Он невидящим взглядом смотрел на первую страницу газеты, вспоминая при этом рассказ Имоджин о том, как она была скомпрометирована Ваннеком. Маттиас припомнил, какие неприятные эмоции он испытал, когда увидел Имоджин в объятиях Дрейка. Это была не ревность, заверил он себя, просто раздражение. У него вполне есть право почувствовать раздражение в подобных обстоятельствах.

Имоджин, Ваннек и Аластер Дрейк… Все трое каким-то образом связаны друг с другом, и их взаимоотношения беспокоили его так, как ничто другое. Черт побери, уж не сдают ли у него нервы?

Он представил себе Имоджин в спальне рядом с полураздетым Ваннеком и потрясенным Аластером. Он напомнил себе, что Имоджин была дочерью нетрадиционно мыслящих родителей.
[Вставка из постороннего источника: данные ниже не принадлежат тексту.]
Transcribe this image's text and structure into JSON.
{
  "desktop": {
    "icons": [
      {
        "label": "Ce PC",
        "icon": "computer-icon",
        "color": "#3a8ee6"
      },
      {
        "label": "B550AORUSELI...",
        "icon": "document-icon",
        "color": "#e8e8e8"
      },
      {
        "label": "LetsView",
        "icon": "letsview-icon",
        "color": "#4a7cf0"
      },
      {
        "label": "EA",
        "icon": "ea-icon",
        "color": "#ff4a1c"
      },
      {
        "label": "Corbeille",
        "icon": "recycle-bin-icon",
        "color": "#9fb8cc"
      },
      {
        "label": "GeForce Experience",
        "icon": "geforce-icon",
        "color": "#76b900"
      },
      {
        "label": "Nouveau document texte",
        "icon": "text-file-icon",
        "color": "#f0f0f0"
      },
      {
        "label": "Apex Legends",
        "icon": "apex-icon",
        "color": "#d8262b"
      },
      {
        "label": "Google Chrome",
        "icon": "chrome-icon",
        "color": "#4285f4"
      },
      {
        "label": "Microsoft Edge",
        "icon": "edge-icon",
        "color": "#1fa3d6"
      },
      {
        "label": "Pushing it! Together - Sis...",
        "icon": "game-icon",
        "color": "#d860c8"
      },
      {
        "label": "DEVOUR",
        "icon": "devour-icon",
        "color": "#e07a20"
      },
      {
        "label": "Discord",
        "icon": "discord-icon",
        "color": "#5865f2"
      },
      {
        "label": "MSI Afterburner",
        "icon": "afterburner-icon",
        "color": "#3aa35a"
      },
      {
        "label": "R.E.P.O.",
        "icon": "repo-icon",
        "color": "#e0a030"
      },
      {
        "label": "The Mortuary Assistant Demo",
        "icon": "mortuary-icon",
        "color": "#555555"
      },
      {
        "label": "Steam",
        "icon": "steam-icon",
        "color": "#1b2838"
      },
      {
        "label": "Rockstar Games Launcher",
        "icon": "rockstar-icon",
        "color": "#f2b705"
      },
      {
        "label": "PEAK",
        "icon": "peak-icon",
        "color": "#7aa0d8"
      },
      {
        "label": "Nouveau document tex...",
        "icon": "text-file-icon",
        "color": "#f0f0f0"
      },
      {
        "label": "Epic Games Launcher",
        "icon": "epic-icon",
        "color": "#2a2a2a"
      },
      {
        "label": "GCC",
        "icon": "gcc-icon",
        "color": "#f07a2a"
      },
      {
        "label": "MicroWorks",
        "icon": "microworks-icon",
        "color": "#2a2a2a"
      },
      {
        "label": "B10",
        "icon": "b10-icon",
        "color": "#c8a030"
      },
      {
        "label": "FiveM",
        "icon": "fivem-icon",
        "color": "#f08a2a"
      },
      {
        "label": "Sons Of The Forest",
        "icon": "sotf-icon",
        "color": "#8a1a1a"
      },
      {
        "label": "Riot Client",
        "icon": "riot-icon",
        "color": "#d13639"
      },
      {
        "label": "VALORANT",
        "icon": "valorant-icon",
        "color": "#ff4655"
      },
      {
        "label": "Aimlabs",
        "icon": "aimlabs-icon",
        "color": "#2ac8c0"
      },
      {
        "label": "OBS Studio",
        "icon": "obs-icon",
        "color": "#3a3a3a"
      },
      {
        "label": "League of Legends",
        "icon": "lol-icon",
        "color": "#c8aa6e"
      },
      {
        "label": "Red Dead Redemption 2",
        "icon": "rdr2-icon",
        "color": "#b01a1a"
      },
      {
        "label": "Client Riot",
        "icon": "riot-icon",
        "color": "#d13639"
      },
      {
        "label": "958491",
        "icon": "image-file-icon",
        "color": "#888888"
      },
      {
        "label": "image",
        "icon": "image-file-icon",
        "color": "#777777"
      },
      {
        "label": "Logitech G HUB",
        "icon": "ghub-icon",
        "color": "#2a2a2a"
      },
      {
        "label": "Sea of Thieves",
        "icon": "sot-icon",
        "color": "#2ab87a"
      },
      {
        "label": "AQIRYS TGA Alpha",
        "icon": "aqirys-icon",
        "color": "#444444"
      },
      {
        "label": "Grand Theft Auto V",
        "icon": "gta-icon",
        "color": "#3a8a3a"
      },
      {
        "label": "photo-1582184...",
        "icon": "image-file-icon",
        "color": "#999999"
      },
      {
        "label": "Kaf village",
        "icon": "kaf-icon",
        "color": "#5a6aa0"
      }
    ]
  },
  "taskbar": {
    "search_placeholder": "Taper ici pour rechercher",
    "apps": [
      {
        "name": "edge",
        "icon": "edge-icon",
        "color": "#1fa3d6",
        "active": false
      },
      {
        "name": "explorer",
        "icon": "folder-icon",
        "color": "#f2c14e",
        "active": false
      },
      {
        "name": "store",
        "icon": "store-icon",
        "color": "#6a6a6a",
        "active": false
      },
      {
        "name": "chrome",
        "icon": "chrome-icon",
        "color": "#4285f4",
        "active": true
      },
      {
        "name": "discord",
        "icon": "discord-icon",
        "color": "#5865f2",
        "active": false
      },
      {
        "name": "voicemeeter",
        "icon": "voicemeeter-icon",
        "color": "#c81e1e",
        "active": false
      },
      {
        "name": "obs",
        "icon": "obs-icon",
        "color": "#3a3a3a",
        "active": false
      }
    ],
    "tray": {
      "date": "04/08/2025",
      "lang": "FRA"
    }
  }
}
Его пальцы сжали край газеты и скомкали ее.

— Колчестер, значит, это вас я видел, когда вы входили несколько минут назад?

Маттиас медленно опустил газету и взглянул на стоящего перед ним молодого человека.

— Мы были представлены друг другу?

— Хьюго Бэгшоу. — Глаза Хьюго вызывающе сверкали. — Сын Артура Бэгшоу.

— Понятно. Поскольку моя личность вам известна, вероятно, нам лучше закончить разговор. Я хочу дочитать газету. — Маттиас демонстративно уставился в газету.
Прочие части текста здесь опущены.